How do Alzheimer patients feel? Eventually, much of what we consider conscious thought disappears. But emotional aspects of the disease may be just as important, especially to the friends and family who serve as caregivers. On the negative side, Alzheimer’s sufferers may have feelings of anger, anxiety, depression, fear, and loneliness.
Machine Learning
Most approaches to machine learning from electronic health data can only predict a single endpoint. The ability to simultaneously simulate dozens of patient characteristics is a crucial step towards personalized medicine for Alzheimer’s disease. Processing large quantities of Alzheimer imaging is not an easy task, and researchers have turned their attention towards machine learning, a set of computer algorithms that automatically adapt their output towards the intended goal.

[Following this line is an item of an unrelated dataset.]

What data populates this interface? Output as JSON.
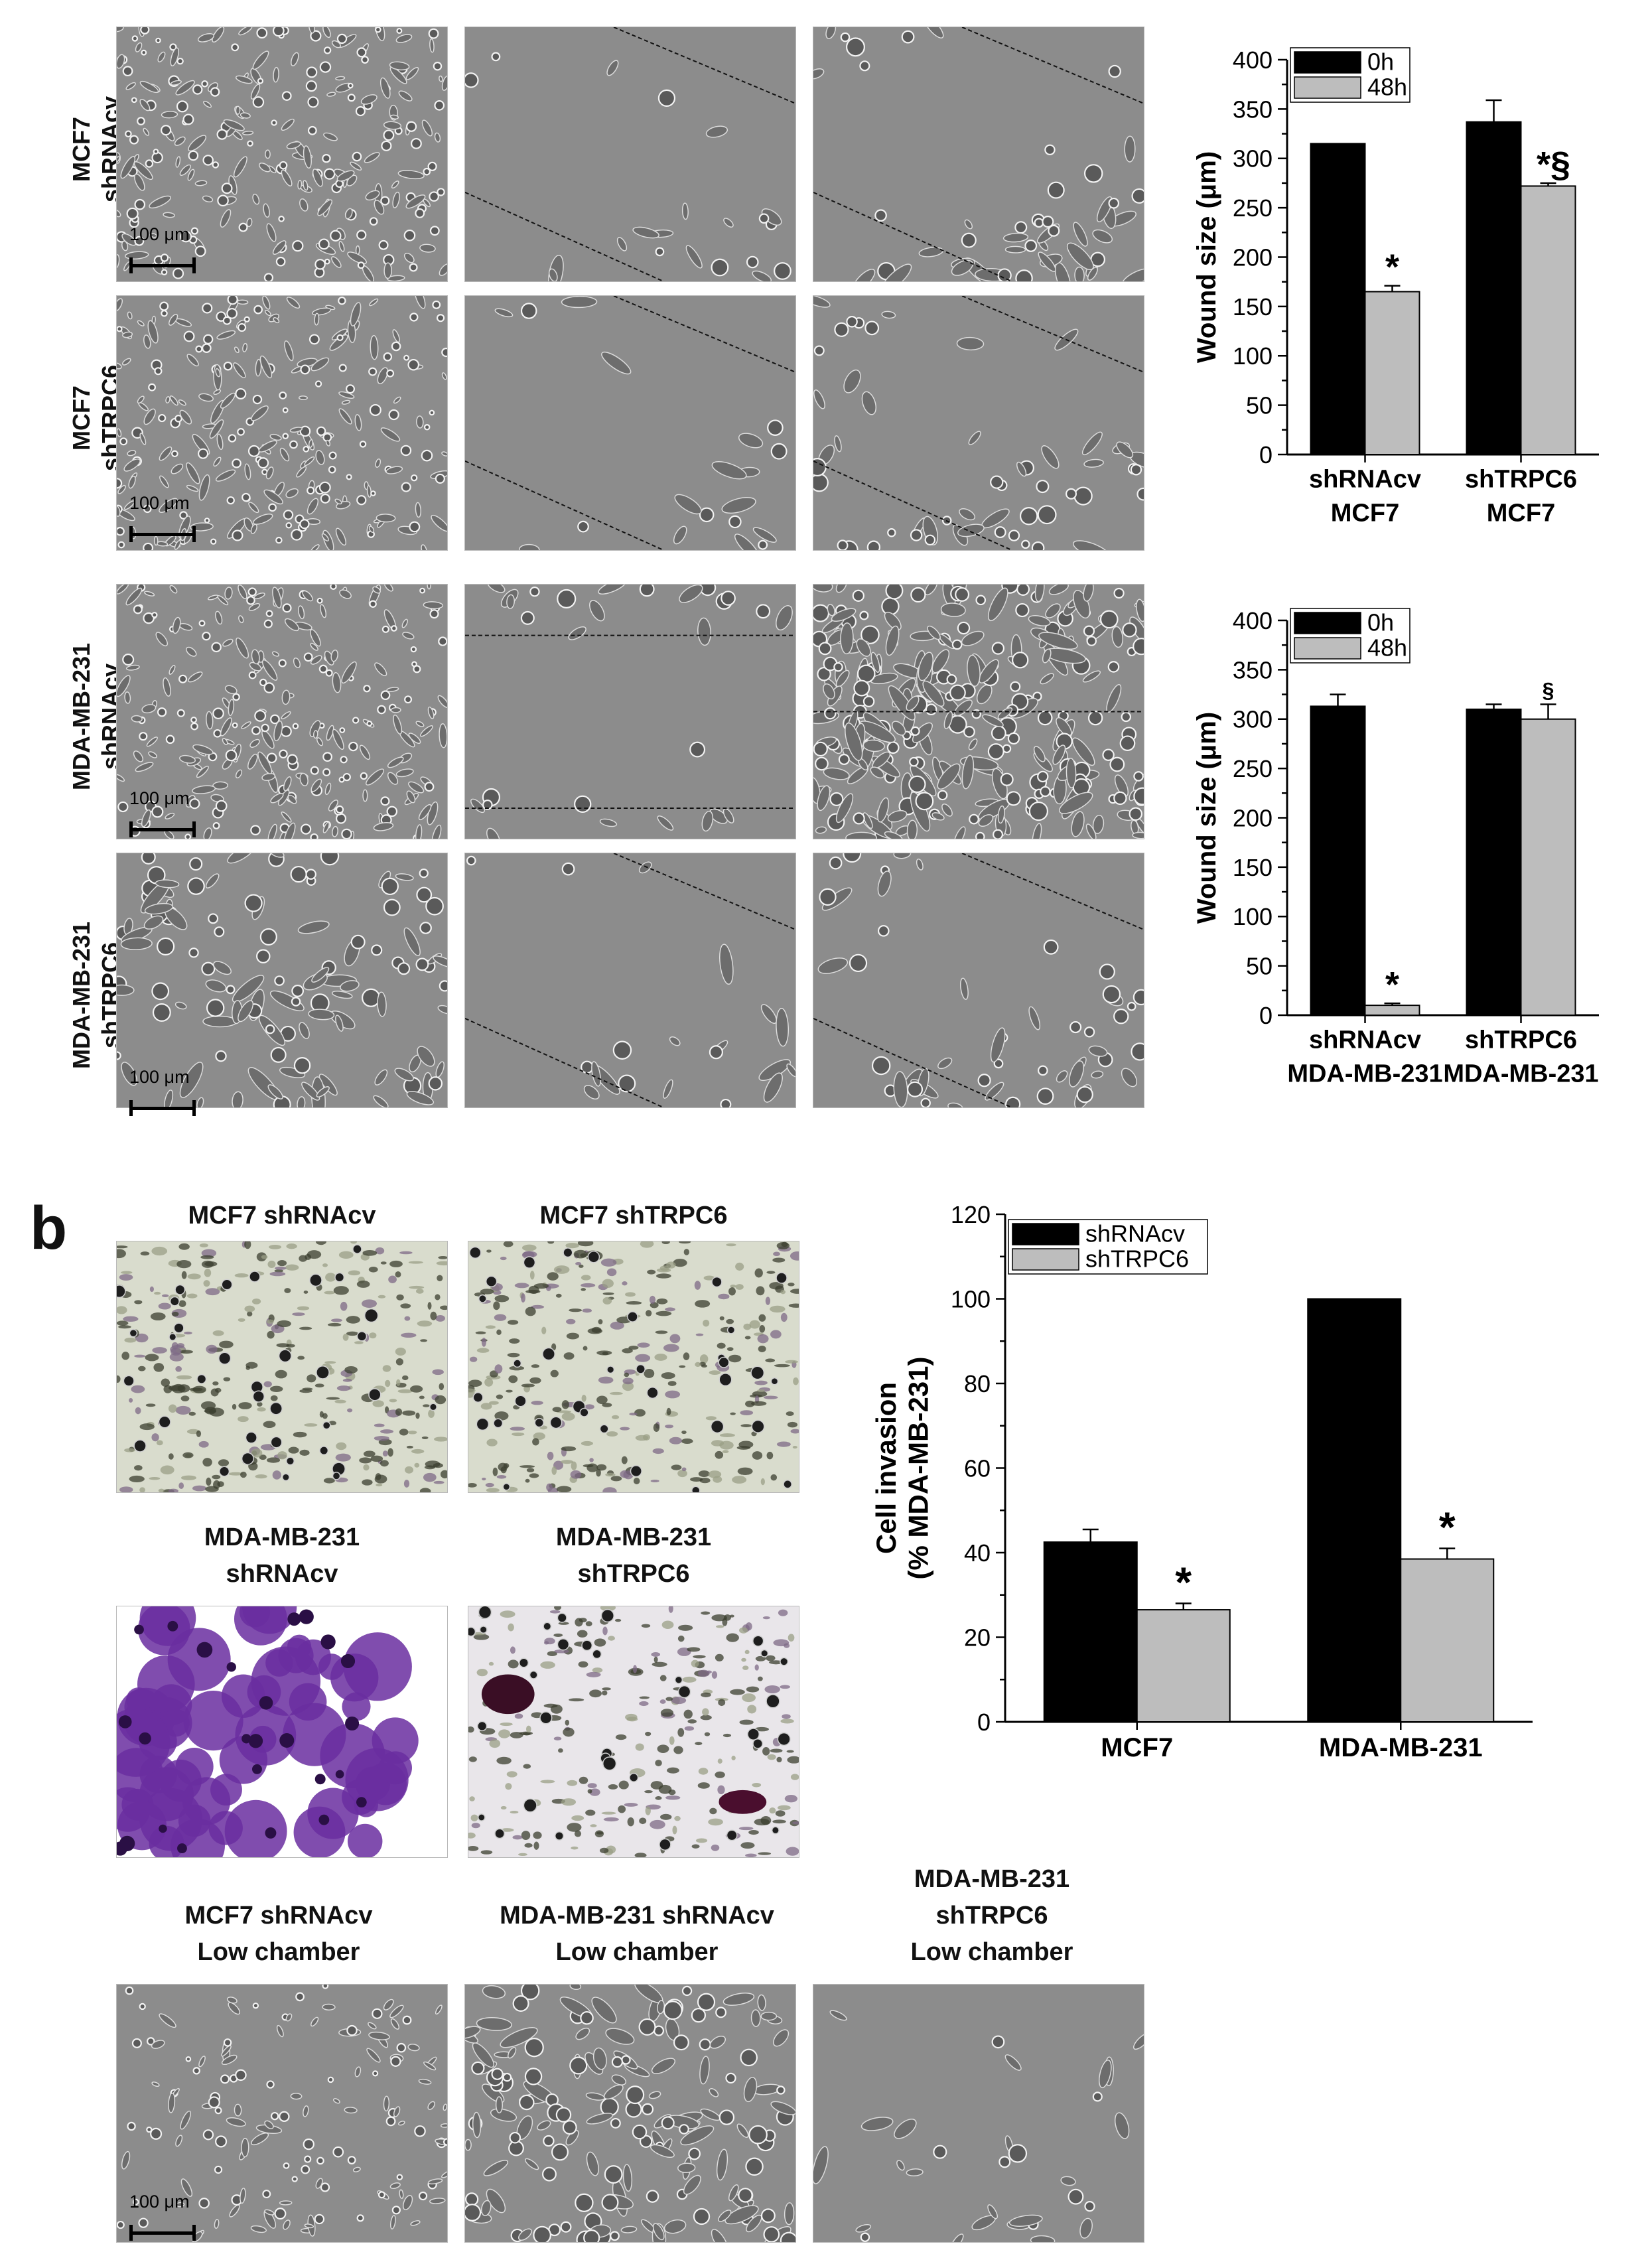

Since AD is a complex disease showing heterogenous structural and functional changes at brain level, these techniques can lead to a deeper understanding of new aspects of AD progression. As a matter of fact, ML approaches are particularly sensitive to distributed disease-specific changes observed in many human structural and functional imaging studies. They are designed to identify patterns in data that differentiate between several classes. ML classification offers powerful prediction methods for the disease state of an individual.
What is the main cause of Alzheimer’s? Scientists don’t yet fully understand what causes Alzheimer’s disease in most people. The causes probably include a combination of age-related changes in the brain, along with genetic, environmental, and lifestyle factors.